School trustees around the province are urging the government and the B.C. Teachers’ Federation to work together to reach an agreement.
The B.C. School Trustees Association (BCSTA) issued a “Back to School Action Plan” last week, at the same time as the Ministry of Education announced that parents of students under 13 would receive $40 a day per child to offset childcare costs during the strike.
Instead, the trustees urged the government to put all money it had saved as a result of the strike and lockout into a Learning Improvement Fund that would support students, student learning, and class size and composition.
“Boards of Education are deeply concerned about the impact of the continuing bargaining impasse on students, families, staff, and the reputation of B.C.’s public education system,” read the statement.
“As the governors of B.C.’s local school districts and employers of staff who make our schools successful, B.C. school trustees know that a balance must be found between the bargaining objectives of the BC Teachers’ Federation and the economic mandate established by the provincial government.
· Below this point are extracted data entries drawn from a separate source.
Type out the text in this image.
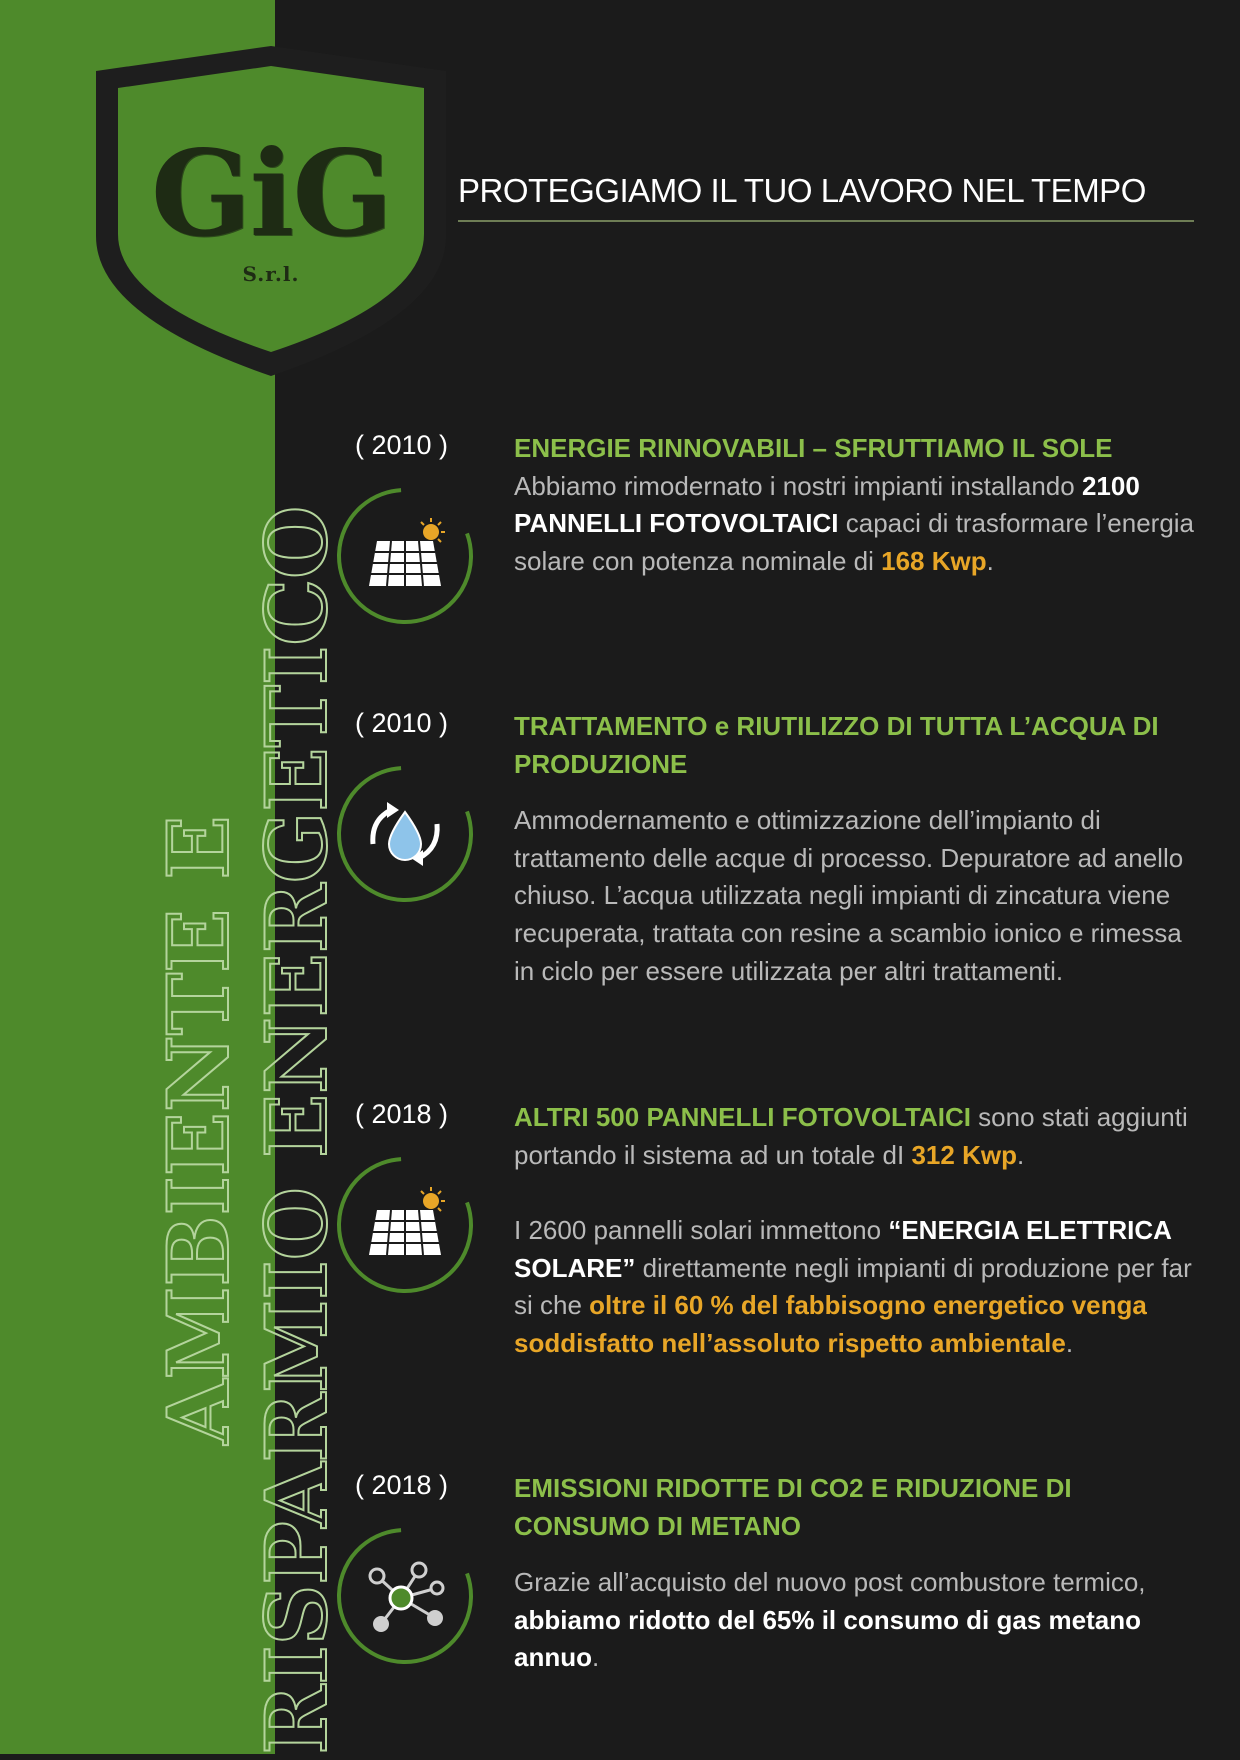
GiG
S.r.l.
AMBIENTE E RISPARMIO ENERGETICO
PROTEGGIAMO IL TUO LAVORO NEL TEMPO
( 2010 )	ENERGIE RINNOVABILI – SFRUTTIAMO IL SOLE

Abbiamo rimodernato i nostri impianti installando 2100 PANNELLI FOTOVOLTAICI capaci di trasformare l’energia solare con potenza nominale di 168 Kwp.

( 2010 )	TRATTAMENTO e RIUTILIZZO DI TUTTA L’ACQUA DI PRODUZIONE

Ammodernamento e ottimizzazione dell’impianto di trattamento delle acque di processo. Depuratore ad anello chiuso. L’acqua utilizzata negli impianti di zincatura viene recuperata, trattata con resine a scambio ionico e rimessa in ciclo per essere utilizzata per altri trattamenti.

( 2018 )	ALTRI 500 PANNELLI FOTOVOLTAICI sono stati aggiunti portando il sistema ad un totale dI 312 Kwp.

I 2600 pannelli solari immettono “ENERGIA ELETTRICA SOLARE” direttamente negli impianti di produzione per far si che oltre il 60 % del fabbisogno energetico venga soddisfatto nell’assoluto rispetto ambientale.

( 2018 )	EMISSIONI RIDOTTE DI CO2 E RIDUZIONE DI CONSUMO DI METANO

Grazie all’acquisto del nuovo post combustore termico, abbiamo ridotto del 65% il consumo di gas metano annuo.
We believe that such a balance can be found.”
As well as asking the government to commit its strike savings to a fund for learning, the trustees also put forward two more suggestions, with the goal of having schools start on time in September.
First, the trustee association urged the BCTF to modify the benefit increases teachers are seeking so that the overall compensation package will fall within the range accepted by other public sector unions.
Second, the trustees asked the government and all education partners to establish a new bargaining and labour relations structure as per the recommendations identified in BCSTA’s October 2013 Bargaining Structure Task Force Report.
“There is much work to be done to ensure that the world-class achievement of B.C.’s public education system is sustained and strengthened in the years to come. With our students and the long-term prosperity of our future citizens in mind, we must commit to working together to build a strong public education system that is student-centred, collegial and appropriately funded,” said the association.
“We are committed to have our schools open on September 2.”